Five out of every 1,000 New Yorkers are homeless, according to a recent report from the state Comptroller's Office. That number is more than double the national rate.

Spectrum News 1 looked into how counties in New York are working to get people off the streets and into homes.

Continuum of care, or COC, is a communitywide planning approach designed to promote the goal of ending homelessness.
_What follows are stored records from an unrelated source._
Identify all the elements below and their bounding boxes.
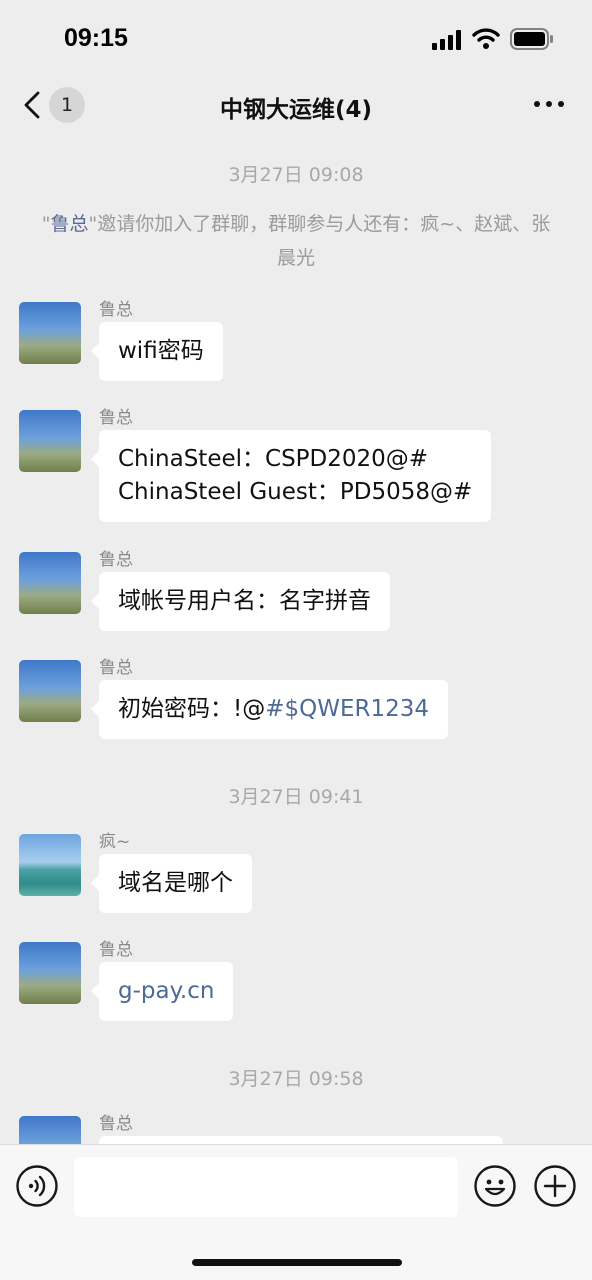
message-bubble[interactable]: 初始密码：!@#$QWER1234 xyxy=(90,680,449,739)
status-time: 09:15 xyxy=(64,24,128,52)
message-bubble[interactable]: wifi密码 xyxy=(91,322,223,381)
avatar[interactable] xyxy=(19,302,81,364)
voice-icon[interactable] xyxy=(16,1165,58,1207)
sender-name: 鲁总 xyxy=(99,550,133,570)
message-bubble[interactable]: ChinaSteel：CSPD2020@# ChinaSteel Guest：P… xyxy=(90,430,492,522)
avatar[interactable] xyxy=(19,660,81,722)
plus-icon[interactable] xyxy=(534,1165,576,1207)
status-bar: 09:15 xyxy=(0,0,592,78)
avatar[interactable] xyxy=(19,834,81,896)
quote-mark: " xyxy=(41,213,51,235)
timestamp: 3月27日 09:41 xyxy=(228,786,364,808)
avatar[interactable] xyxy=(19,1116,81,1144)
chat-message-list[interactable]: 3月27日 09:08 "鲁总"邀请你加入了群聊，群聊参与人还有：疯~、赵斌、张… xyxy=(0,134,592,1144)
sender-name: 鲁总 xyxy=(99,1114,133,1134)
chat-title: 中钢大运维(4) xyxy=(219,97,373,123)
message-link[interactable]: #$QWER1234 xyxy=(265,696,429,722)
system-notice-text: "邀请你加入了群聊，群聊参与人还有：疯~、赵斌、张晨光 xyxy=(88,213,551,269)
battery-icon xyxy=(510,28,553,50)
sender-name: 鲁总 xyxy=(99,658,133,678)
cellular-signal-icon xyxy=(432,30,461,50)
system-notice: "鲁总"邀请你加入了群聊，群聊参与人还有：疯~、赵斌、张晨光 xyxy=(40,207,552,275)
sender-name: 鲁总 xyxy=(99,940,133,960)
message-input[interactable] xyxy=(74,1157,458,1217)
message-text: 初始密码：!@ xyxy=(118,696,266,722)
home-indicator[interactable] xyxy=(192,1259,402,1266)
sender-name: 鲁总 xyxy=(99,300,133,320)
sender-name: 疯~ xyxy=(99,832,131,852)
message-bubble[interactable]: 域帐号用户名：名字拼音 xyxy=(91,572,390,631)
message-bubble[interactable]: 域名是哪个 xyxy=(91,854,252,913)
message-bubble[interactable]: g-pay.cn xyxy=(90,962,234,1021)
more-options-icon[interactable] xyxy=(532,98,566,108)
inviter-name[interactable]: 鲁总 xyxy=(51,213,89,235)
message-text: 域名是哪个 xyxy=(118,870,233,896)
avatar[interactable] xyxy=(19,410,81,472)
emoji-icon[interactable] xyxy=(474,1165,516,1207)
wifi-icon xyxy=(472,28,500,49)
message-text: ChinaSteel：CSPD2020@# xyxy=(118,446,429,472)
timestamp: 3月27日 09:58 xyxy=(228,1068,364,1090)
message-bubble[interactable] xyxy=(99,1136,503,1144)
avatar[interactable] xyxy=(19,552,81,614)
sender-name: 鲁总 xyxy=(99,408,133,428)
nav-bar: 1 中钢大运维(4) xyxy=(0,78,592,134)
message-link[interactable]: g-pay.cn xyxy=(118,978,214,1004)
avatar[interactable] xyxy=(19,942,81,1004)
message-text: wifi密码 xyxy=(118,338,204,364)
timestamp: 3月27日 09:08 xyxy=(228,164,364,186)
message-text: 域帐号用户名：名字拼音 xyxy=(118,588,371,614)
message-text: ChinaSteel Guest：PD5058@# xyxy=(118,479,473,505)
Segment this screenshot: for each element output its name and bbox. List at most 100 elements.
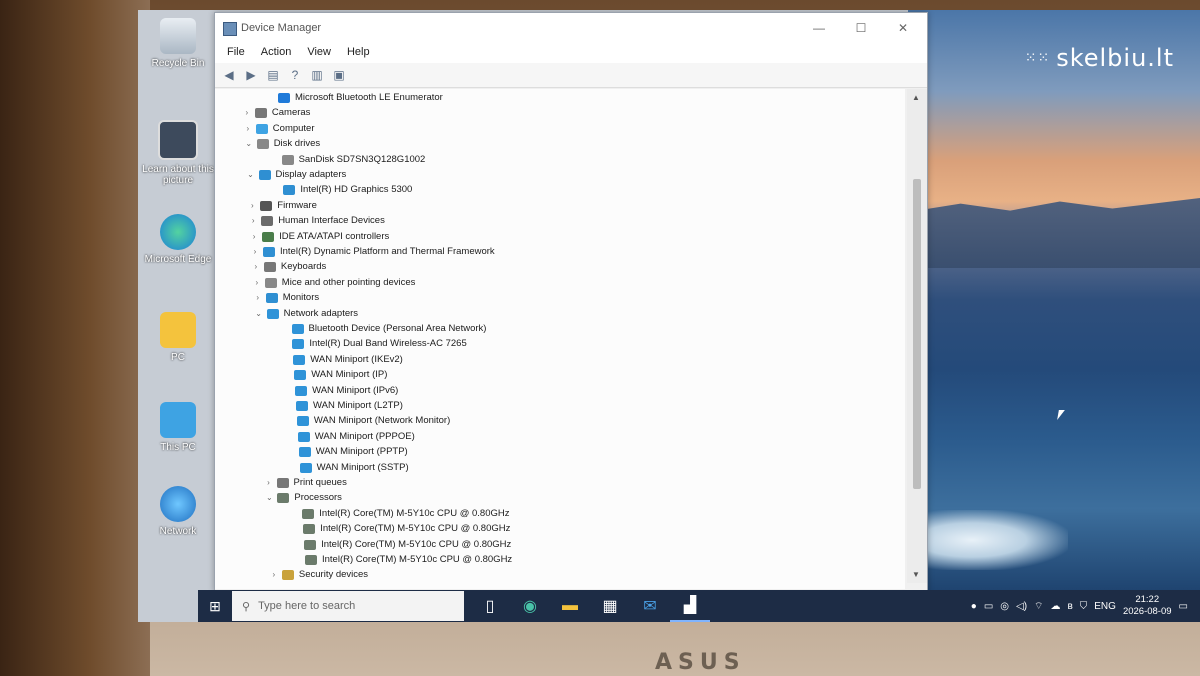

It’s typically a coalition of human service agencies from a given county or group of counties as designated by the U.S. Department of Housing and Urban Development (HUD).

While the approach is applauded by most advocates, there are challenges and they vary from place to place.

“Part of the philosophy with continuum of care is there is no wrong door,” said Maggie Fronk, CEO of Wellspring. 

Collaboration is among the most appreciated takeaways from COC.

“The health of a community is determined by how we treat our most vulnerable,” Fronk said.

Right now, the federal government considers rent costing 30% or less of one’s income as affordable.

“There are actually multiple definitions of what would be considered affordable housing,” said Lindsey Connors, housing and support services associate executive director at RISE.

Advocates say those definitions vary from county to county, which is not always taken into consideration by HUD.

“When they look at income for Saratoga, they’re also looking at the income and availability of apartments in Albany, Troy and Schenectady,” Connors said.

Advocates say it’s detrimental to their work in transitioning an individual out of a shelter.

“We have to find apartments within the fair market rent, and that can be very, very difficult,” Fronk said.

Not to mention an apartment near a reliable transportation.

“There are very limited areas in our county that are on a bus line and finding affordable housing there can take us months,” Fronk said.

The lack of infrastructure is another hurdle that appears to be more common across all COCs.

“The number of straight homeless folks doubled since last year,” said Amy LaFountain, executive director of Joseph’s House & Shelter.

LaFountain leads a human services organization working to create relationships with it’s local housing authority and landlords to ensure a variety of options.

“Not every housing situation is going to have a white-picket fence around it, but we need rooming houses, we need programs, we need vouchers, we need affordable apartments,” LaFountain said.

Homeless advocates also say there needs to be more work put into community education when it comes to homelessness.

“I think when we look at the systemic, the conversation can shift because it’s less about personal choice and more about the systems at play in our communities,” said Kristen Giroux, COO of the Interfaith Partnership for the Homeless.

Some organizations are trying to find alternative sources of funding and more municipal support.

“When we’re talking about things, like the idea of inclusionary zoning comes up again, that would be something we’d jump on and support,” Connors said.

Asked about some of the concerns raised, HUD didn’t address any of them directly, but pointed to how it’s expanded housing vouchers and the agency’s ability to certify an individual’s eligibility for such assistance.